Officials from the Fairfax County Forest Pest Program, Virginia Department of Agriculture and Consumer Services (VDACS), Virginia Dept. of Forestry, and many others, are actively searching for more evidence of infestation in Fairfax and adjacent counties. VDACS will likely soon issue a quarantine that prevents all ash material from leaving Fairfax County. Additional counties will likely be quarantined as well if and when the borer is discovered there.
The emerald ash borer is a highly destructive invasive species that has already killed millions of ash trees in Michigan and Ohio and may, ultimately, cost billions of dollars in tree removal and replacement costs. Since its discovery in 2002 in the Detroit area, it has spread to seven additional states (Ohio, Illinois, Indiana, Pennsylvania, Maryland, West Virginia and Virginia). It is also found in Ontario, Canada.
While it spreads at the rate of about two miles per year on its own, this wood-infesting beetle can be moved great distances by human transport of infested wood products, particularly firewood. Firewood for sale in Virginia is brought in from many different states, and many out-of-state travelers bring firewood with them to go camping throughout Virginia’s state and federal lands. Most new infestations have been located either near campgrounds or adjacent to major interstate corridors.
All species of ash trees of all ages, sizes and relative health are vulnerable to the emerald ash borer. The insect is usually very difficult to detect because ash trees typically don’t show any obvious signs of infestation until one year or more after the insect has attacked the tree. By then, the insects will have moved on to attack other trees. Traps for monitoring the insect are available and have been widely distributed by VDACS. However, these traps are not attractive to the beetles from long distances and, therefore, aren’t highly effective for early detection and for precisely locating infested areas. Research for improving these monitoring tools is ongoing.

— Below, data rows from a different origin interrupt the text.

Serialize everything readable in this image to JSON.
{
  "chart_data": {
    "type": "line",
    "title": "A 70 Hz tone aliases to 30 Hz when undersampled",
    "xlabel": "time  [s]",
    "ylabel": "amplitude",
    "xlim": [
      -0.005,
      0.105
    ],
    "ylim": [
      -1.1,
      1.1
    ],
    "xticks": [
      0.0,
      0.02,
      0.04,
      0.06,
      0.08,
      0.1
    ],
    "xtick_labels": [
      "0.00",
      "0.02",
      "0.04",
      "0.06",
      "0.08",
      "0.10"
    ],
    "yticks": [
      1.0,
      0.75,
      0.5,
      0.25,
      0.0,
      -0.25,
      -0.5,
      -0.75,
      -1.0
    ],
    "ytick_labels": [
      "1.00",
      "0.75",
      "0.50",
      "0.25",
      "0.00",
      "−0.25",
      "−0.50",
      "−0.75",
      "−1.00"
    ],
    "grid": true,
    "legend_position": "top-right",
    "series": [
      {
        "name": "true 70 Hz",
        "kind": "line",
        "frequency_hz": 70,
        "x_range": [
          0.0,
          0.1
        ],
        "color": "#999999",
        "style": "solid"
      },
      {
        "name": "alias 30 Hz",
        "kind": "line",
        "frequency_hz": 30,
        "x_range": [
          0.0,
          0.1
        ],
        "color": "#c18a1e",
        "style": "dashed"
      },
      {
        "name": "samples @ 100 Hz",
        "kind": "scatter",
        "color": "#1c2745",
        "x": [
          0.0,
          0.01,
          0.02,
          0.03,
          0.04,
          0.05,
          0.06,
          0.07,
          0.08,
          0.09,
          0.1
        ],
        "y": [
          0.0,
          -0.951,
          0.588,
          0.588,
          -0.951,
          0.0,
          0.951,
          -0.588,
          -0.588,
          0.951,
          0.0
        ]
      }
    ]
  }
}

The only control measure available is to cut and chip infested trees. An effective systemic insecticide for individual tree protection has recently been approved and may be widely available within a year, but this will be very expensive and not practical for halting the progress of the insect. Over the long run, homeowners and municipalities should consider replacing ash trees with other species that are not susceptible to emerald ash borer. It is highly likely this pest will eventually become established across Virginia, although government officials, pest specialists and arborists will work together to limit and/or slow its eventual spread.